舒鹞也忙了几天,暴雨造成的交通不便过去后,她连着一个星期都在舞蹈教室指导一支韩国男团练舞。
等她结束陪练工作再回到东槿别墅,冯凌子终于从医学实验室逃出来,上门找舒鹞小聚。
冯凌子提着一大盒燕窝,直接刷了指纹进门,进门就给了舒鹞一个大大的拥抱。
感受到舒鹞的肩胛骨,冯凌子心酸地说:“宝贝你又瘦了。”
“有吗?这次能休几天?”舒鹞拉着冯凌子往屋里走。
“也就休三天,我们博导简直不是人,他可能希望我死在实验室里,给那些泡在福尔马林里的丁丁陪葬!”

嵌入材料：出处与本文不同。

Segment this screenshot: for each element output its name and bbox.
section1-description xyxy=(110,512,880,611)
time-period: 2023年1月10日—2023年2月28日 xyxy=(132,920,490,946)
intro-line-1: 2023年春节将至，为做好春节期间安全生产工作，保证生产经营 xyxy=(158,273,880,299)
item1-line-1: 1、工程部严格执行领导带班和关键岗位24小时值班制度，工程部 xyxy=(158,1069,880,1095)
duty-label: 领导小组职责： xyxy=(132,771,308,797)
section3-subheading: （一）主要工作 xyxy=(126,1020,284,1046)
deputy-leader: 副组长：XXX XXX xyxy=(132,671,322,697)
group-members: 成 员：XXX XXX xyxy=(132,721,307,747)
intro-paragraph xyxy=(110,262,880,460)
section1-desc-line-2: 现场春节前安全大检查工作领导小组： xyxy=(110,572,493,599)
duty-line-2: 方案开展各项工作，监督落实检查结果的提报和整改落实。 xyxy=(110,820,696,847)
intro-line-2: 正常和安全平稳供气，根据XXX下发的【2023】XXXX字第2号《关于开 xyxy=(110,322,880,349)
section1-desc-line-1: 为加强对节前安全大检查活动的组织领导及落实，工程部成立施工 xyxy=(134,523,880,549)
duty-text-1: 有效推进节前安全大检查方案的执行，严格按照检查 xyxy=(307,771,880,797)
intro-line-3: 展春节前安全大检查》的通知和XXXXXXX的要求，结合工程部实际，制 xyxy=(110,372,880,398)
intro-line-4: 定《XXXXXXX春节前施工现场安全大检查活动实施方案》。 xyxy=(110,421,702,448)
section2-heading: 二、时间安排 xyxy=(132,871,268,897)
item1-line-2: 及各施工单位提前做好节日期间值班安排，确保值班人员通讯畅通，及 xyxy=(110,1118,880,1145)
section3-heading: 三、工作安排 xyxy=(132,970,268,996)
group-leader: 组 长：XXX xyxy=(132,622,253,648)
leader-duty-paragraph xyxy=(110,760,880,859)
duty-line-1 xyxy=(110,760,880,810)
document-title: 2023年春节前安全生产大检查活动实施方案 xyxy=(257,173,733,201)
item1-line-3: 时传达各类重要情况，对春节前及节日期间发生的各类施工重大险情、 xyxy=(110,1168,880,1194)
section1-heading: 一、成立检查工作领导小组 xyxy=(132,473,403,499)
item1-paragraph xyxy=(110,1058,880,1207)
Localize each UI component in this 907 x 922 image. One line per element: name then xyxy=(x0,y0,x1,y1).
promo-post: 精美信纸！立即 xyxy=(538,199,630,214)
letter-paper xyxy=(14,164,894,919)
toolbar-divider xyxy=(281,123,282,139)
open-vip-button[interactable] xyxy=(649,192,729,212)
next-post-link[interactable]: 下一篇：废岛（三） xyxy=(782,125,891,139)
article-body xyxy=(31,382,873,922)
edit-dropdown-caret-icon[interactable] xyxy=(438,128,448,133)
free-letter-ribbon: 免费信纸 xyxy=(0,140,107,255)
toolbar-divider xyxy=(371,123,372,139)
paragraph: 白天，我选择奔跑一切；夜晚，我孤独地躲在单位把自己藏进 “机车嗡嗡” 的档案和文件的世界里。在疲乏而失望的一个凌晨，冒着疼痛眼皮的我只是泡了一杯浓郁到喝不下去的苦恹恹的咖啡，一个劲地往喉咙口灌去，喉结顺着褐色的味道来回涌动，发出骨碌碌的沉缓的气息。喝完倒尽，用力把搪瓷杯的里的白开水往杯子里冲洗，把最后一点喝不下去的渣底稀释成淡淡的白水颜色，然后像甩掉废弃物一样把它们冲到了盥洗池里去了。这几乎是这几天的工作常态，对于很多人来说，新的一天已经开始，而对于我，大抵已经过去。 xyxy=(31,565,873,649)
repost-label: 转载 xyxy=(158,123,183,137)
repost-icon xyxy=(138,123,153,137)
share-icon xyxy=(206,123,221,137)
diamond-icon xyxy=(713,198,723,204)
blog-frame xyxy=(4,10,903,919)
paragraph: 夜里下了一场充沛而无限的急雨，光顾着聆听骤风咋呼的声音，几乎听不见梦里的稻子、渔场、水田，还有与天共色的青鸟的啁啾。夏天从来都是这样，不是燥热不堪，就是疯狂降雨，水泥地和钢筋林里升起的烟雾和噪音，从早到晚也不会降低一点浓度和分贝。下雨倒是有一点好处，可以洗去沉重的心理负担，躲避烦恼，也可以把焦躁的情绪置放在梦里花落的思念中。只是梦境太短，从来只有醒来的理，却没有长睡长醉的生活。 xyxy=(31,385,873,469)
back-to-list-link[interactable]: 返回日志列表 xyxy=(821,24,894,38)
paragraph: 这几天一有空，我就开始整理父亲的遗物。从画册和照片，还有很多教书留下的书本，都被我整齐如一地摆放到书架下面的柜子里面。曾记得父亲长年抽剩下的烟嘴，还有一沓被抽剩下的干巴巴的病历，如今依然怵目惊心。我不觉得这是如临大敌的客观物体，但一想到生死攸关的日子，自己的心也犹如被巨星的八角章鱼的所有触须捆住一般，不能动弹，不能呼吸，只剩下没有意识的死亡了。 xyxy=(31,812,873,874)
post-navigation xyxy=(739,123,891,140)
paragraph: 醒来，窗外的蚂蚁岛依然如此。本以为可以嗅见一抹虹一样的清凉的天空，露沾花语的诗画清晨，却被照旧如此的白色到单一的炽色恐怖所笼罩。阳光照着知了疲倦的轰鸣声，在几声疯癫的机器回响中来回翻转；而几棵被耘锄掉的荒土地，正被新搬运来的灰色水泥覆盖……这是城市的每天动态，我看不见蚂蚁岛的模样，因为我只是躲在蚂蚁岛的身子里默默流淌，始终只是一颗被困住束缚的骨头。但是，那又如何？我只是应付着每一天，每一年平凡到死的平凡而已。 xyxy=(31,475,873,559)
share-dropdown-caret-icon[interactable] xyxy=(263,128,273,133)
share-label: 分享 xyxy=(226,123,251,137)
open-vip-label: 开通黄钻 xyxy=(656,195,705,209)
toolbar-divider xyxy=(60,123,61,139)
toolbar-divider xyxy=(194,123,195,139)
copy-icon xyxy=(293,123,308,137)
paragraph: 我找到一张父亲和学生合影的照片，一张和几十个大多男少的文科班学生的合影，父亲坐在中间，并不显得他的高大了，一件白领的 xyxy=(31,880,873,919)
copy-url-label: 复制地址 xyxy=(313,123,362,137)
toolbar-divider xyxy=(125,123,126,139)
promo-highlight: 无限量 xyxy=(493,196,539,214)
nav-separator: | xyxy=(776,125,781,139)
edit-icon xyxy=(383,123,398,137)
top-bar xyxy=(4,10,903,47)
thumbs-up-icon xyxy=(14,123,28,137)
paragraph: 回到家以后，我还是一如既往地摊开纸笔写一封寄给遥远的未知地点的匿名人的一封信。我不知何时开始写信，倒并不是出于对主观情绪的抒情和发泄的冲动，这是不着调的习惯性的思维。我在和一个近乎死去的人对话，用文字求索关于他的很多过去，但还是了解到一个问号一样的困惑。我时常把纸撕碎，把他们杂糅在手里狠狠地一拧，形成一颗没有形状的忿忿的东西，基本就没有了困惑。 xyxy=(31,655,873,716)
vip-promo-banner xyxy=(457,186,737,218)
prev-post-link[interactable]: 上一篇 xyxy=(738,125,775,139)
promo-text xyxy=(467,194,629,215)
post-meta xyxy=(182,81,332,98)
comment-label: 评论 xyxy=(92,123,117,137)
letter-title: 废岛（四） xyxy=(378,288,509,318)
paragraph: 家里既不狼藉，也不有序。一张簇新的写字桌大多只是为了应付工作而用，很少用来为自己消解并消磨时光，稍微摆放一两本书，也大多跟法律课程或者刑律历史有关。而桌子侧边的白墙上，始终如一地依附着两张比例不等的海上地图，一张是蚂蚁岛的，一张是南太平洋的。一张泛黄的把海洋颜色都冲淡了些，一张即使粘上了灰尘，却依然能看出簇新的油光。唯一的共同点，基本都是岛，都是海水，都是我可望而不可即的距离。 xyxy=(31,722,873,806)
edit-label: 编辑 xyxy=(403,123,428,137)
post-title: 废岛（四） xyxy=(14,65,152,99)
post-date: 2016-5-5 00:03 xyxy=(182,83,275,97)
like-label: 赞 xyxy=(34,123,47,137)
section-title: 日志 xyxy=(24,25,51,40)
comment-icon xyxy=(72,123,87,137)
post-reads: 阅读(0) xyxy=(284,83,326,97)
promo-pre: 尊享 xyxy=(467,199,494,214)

冯凌子一路开车过来,没喝水,进屋看见客厅桌子上的半杯水,拿起来就要喝。
玻璃杯还没触及唇边,被舒鹞制止:“别,这杯子用过,给你拿新的。”
“咱俩还分什么你的我的,你用过也没事儿。”
“……不是我用的,而且水也是好多天前的了。”
冯凌子敏感地嗅到一丝八卦的味道,眼睛放光:“谁用的?男人吗?舒鹞我太欣慰了!你把男人领回家了?”
“是周酩远。”
“……”冯凌子语气一百八十度大转变,嫌弃地说,“那个狗,他怎么来了。”
顿了几秒,冯凌子发出一声尖叫:“你们、你们睡了?!”
舒鹞拿出一只新的玻璃杯,倒好水递给冯凌子,非常淡定地解释:“没,我在周酩远祖父生日宴上吃了蛋糕,周酩远送我回来的。”